Tour de France News Extra for July 8, 2004
Edited by Kristy Scrymgeour and John Stevenson
Australian round up
By John Trevorrow
McEwen back in Green
Photo ©: Sirotti
As predicted, Robbie McEwen had to relinquish the yellow jersey of Tour
de France leader after just one day. His Lotto-Domo team could manage
only 18th place in the team time trial, finishing 4 minutes behind US
Postal, but losing only the maximum 2:30. Lance Armstrong will spend his
60th day in yellow while Robbie has acquired a similar number of yellow-clad
minutes. "A bit short really," said McEwen, "about one hour, 20 minutes.
I don't suppose you can count the hours I wore it in bed! I did miss out
on the buzz of wearing the Maillot Jaune in the peloton. But the reception
from the crowds was great and I must admit I didn't realise what a buzz
it would be to wear the Yellow Jersey."
About the actual time trial, McEwen said, "the course was pretty stock
standard for a TTT although the conditions were treacherous. We passed
the Cofidis team who all hit the deck. I'm now back in the colour that
I'm a bit more used to. But with one stage win already in the bag, it
feels good to be able to say that I'm just going to go for another stage
win. I've almost done everything I came to do on this Tour - almost."
O'Grady still in the horrors
Photo ©: CN
Stuart O'Grady's horror start continued today as he fell for the third
time in four days. But instead of the frustration you would expect to
be bubbling to the surface after the stage, Stuey was actually laughing.
"Disasters normally come in threes," he said, "so I reckon my luck has
got to change soon. It was like riding on ice and on one of the corners
the first guy just lost it and we all went down like a deck of cards.
Still there's still more than two weeks to go and I've got to be talking
about a positive story at a stage finish soon."

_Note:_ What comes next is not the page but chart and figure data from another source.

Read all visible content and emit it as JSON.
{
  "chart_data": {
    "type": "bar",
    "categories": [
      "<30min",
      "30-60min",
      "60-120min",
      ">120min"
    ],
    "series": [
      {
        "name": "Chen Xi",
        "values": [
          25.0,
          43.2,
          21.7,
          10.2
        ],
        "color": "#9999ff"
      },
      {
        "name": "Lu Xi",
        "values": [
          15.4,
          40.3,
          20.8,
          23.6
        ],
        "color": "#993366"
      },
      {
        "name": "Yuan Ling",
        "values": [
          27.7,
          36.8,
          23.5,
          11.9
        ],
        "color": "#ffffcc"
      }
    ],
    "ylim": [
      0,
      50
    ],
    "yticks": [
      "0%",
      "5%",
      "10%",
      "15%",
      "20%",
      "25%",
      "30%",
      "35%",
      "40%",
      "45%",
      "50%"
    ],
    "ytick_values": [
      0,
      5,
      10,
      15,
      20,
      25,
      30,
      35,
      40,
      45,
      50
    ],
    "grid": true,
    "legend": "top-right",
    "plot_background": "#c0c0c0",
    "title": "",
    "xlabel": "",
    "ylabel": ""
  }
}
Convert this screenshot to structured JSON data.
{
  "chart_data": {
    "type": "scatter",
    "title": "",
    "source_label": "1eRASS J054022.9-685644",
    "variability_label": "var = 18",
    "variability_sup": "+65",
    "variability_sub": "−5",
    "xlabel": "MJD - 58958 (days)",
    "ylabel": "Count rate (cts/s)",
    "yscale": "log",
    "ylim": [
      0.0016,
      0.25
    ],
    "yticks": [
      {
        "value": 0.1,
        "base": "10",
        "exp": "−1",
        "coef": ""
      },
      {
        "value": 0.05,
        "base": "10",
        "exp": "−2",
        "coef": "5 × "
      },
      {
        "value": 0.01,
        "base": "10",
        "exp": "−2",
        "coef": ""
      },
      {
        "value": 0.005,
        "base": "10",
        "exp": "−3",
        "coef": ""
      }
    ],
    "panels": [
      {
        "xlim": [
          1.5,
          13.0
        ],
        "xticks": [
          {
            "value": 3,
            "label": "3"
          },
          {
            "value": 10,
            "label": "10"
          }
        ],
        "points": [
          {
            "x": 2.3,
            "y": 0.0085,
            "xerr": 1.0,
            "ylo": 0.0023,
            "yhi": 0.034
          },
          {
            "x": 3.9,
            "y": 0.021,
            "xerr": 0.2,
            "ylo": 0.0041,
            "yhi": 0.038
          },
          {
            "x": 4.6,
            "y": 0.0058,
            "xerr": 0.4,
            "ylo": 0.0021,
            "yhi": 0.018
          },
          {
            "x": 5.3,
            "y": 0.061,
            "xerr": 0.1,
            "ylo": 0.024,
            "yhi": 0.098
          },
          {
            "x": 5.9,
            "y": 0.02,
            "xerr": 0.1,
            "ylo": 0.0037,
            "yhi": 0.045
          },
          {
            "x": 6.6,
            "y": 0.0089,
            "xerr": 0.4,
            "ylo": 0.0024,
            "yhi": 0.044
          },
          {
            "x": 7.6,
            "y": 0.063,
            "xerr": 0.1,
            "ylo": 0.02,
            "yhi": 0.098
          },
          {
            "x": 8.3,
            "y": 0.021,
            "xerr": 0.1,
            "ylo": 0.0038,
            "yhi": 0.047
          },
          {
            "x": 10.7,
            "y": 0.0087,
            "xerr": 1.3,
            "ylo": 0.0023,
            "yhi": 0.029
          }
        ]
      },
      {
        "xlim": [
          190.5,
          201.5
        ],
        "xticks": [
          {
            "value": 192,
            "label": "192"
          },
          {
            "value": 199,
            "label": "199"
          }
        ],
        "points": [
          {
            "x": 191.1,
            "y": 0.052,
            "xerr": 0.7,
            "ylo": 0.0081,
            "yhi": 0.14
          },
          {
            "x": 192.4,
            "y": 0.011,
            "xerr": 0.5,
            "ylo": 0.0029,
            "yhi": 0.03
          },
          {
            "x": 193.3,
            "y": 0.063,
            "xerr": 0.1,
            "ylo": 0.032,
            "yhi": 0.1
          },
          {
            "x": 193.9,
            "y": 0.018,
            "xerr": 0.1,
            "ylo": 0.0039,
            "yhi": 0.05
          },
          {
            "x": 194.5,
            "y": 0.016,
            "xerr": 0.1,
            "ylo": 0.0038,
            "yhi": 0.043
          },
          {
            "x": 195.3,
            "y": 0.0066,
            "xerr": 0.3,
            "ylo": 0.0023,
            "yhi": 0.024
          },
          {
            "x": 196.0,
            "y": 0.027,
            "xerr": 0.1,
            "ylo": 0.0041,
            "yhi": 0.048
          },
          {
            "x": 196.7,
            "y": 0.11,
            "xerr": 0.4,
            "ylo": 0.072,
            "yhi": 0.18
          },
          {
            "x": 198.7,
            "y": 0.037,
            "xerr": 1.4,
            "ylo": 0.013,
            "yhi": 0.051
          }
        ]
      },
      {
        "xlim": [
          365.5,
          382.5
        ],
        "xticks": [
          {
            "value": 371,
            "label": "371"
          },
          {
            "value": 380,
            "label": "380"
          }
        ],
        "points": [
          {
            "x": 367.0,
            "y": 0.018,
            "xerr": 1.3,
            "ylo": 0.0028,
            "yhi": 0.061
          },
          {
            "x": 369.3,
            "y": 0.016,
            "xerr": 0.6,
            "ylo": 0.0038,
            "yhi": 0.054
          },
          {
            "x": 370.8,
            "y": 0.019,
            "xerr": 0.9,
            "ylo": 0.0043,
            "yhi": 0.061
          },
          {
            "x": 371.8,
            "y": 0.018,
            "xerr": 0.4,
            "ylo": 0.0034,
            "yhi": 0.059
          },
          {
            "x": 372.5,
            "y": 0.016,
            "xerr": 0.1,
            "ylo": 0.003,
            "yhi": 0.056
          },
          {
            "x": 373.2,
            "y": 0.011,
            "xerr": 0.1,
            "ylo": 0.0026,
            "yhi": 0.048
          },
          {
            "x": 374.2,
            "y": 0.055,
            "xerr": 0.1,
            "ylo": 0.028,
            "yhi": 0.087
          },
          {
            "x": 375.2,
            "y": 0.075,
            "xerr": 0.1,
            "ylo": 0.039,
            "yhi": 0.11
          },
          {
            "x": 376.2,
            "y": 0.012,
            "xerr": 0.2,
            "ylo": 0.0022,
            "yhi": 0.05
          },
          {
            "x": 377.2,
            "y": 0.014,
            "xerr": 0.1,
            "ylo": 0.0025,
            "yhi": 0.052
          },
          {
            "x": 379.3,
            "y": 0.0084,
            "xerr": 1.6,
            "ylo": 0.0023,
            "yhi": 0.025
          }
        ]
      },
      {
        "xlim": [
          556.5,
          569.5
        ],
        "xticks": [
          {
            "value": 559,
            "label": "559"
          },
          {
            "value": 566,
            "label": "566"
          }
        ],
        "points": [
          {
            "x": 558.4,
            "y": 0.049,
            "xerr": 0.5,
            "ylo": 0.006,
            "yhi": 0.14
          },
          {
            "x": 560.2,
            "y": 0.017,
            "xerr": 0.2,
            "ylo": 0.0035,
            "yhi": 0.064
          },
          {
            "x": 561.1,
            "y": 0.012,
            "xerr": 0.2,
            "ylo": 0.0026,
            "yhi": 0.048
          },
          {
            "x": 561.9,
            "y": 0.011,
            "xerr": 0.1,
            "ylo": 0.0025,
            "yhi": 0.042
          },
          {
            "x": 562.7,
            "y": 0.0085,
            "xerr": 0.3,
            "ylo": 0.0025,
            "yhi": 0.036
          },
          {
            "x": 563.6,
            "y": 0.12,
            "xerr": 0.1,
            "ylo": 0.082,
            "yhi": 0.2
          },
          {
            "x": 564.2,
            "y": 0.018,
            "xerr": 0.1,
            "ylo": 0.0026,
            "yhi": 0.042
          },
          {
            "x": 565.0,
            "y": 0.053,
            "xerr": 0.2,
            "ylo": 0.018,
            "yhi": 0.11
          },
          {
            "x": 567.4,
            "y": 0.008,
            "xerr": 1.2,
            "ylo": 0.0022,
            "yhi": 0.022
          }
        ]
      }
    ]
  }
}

Scott Sunderland was in good humour before the team time trial but still
not happy with previous day's drama. " I punctured on the long section
of cobbles," he explained, "and rode it flat to the end thinking there
would be Mavic service there. No such luck, which is pretty thoughtless
of the officials since they are the ones that organize the Paris Roubaix
and should know what can happen on these cobbles. This is not a one-day
classic, it is a three-week tour and it doesn't take a rocket scientist
to know there would be plenty of punctures and many riders would be left
Before the start of the time trial Sunderland pointed out that the course
would be dangerous, not only with the rain, but also because of the wind.
"We've just ridden here 35km from the hotel and that wind's dangerous
mate. With the disc wheels in and riding down on the drops. We'll just
take it easy for the first 30 km and try and stay upright then bring it
home in the last half into the headwind."
Scott had some interesting thoughts on the chances for rouleurs like
himself to win a stage. "You've got more top sprinters now so their teams
just put a couple each on the front and ride tempo and don't let the breakaways
get the big gaps that happened in the past. I reckon the best chance for
me will be coming into Quimper and then the stages down the Massif Central
before the Pyrenees."
The new rules
in the team time trial meant that most of the teams who did not have a
rider challenging for overall, did not need to put in an extreme effort.